According to the forecast of the Central Bank, inflation will slow “faster than expected." Annual inflation will reach 8% in April 2016. The Central Bank’s medium-term inflation target is 4% for 2017. As inflation risks abate further, the Bank of Russia will be ready to continue cutting the key rate.
As of April 27, price growth eased to 16.5%. The existing high level of annual inflation is caused by the effect of short-term factors: the weakening of the ruble in late 2014-January 2015 and trade restrictions. However, in March-April the monthly growth rate of consumer prices fell to 1.0% from 3.1% in January and February, there were signs of stabilization in the annual inflation rate. Slower growth in consumer prices was also contributed to by monetary conditions.
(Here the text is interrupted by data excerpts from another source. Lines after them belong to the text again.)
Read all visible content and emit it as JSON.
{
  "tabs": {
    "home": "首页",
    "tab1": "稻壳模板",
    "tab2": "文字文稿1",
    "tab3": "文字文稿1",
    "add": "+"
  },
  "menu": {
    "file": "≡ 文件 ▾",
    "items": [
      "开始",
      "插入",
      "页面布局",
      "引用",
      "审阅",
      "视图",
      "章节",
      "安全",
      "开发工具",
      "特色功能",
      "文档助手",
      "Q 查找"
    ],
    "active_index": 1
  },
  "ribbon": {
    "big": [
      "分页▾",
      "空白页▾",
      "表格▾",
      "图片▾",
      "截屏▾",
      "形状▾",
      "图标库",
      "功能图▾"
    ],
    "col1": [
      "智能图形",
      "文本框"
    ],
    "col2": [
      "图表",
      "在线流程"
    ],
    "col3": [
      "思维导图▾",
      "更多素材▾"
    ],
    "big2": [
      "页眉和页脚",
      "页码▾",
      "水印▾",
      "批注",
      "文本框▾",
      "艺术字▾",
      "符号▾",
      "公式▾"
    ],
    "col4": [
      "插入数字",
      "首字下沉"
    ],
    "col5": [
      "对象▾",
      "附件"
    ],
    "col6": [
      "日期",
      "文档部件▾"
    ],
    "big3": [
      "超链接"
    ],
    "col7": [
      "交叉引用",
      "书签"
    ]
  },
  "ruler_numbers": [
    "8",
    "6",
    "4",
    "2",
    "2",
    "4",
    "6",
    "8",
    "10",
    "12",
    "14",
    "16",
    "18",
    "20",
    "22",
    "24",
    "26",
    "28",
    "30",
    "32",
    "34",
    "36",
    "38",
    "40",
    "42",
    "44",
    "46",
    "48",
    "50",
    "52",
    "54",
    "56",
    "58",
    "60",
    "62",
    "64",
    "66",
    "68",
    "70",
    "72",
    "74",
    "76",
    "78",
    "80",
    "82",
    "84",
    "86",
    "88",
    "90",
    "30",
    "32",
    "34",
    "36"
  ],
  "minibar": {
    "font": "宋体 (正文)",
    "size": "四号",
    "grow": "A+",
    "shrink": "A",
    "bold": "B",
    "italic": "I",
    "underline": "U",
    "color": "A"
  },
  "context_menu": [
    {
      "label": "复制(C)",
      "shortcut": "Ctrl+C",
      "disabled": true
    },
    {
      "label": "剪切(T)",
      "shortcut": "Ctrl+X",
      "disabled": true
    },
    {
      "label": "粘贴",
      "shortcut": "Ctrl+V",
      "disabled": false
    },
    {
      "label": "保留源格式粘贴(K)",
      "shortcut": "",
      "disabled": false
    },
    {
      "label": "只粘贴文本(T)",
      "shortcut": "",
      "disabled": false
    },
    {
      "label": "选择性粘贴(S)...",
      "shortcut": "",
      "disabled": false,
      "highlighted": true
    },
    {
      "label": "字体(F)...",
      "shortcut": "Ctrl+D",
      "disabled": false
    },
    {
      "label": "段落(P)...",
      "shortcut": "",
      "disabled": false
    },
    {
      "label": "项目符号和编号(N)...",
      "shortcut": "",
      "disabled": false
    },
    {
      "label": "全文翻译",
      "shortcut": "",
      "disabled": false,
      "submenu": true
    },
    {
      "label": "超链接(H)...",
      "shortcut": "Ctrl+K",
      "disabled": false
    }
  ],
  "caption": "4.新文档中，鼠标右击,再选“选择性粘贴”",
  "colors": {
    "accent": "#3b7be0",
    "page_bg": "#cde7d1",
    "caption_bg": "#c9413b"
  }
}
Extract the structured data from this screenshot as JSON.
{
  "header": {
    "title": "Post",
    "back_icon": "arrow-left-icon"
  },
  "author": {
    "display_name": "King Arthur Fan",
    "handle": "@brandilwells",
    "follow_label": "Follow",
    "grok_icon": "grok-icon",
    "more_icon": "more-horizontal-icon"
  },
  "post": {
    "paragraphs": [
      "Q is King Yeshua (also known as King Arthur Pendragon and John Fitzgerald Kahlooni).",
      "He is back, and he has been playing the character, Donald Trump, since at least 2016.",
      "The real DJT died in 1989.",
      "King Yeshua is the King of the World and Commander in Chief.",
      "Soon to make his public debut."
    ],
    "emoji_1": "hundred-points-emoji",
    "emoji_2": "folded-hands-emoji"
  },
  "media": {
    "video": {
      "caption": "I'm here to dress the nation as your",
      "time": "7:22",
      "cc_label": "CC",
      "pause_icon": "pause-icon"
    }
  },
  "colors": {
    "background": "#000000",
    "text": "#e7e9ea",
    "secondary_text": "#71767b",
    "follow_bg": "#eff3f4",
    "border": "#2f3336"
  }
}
Current economic conditions will help to reduce inflation. An additional deterrent effect on consumer prices will continue to assist the strengthening of the ruble. Inflation is expected to decline in monthly and in annual terms, while slower growth in consumer prices will create the preconditions to reduce inflation expectations.
The deputy chairman of the State Duma Committee on Financial Markets, Anatoly Aksakov, told Vestnik Kavkaza that today there are all the conditions to reduce the key rate by another half of a percentage point, but also welcomed the decision of the Central Bank's rate of 12.5%. "This is a good step, justified and reasonable. I would like a more substantial decline, but this is only our desire – perhaps the Central Bank has more information on the situation in the market. Maybe this cut was done in order not to heat up the optimistic expectations of the market. This decision will lead to a lowering of interest rates, including for mortgages and other borrowers, which is necessary for credit support of our economy," he stressed.
According to Aksakov, to the end of 2015 the key rate may be reduced to 8.5%-9%. "The government's actions are only beginning to be implemented. Accordingly, they will produce tangible results in the economic situation by the end of year. So there will be no shocks such as we saw in December and January last year," Aksakov concluded.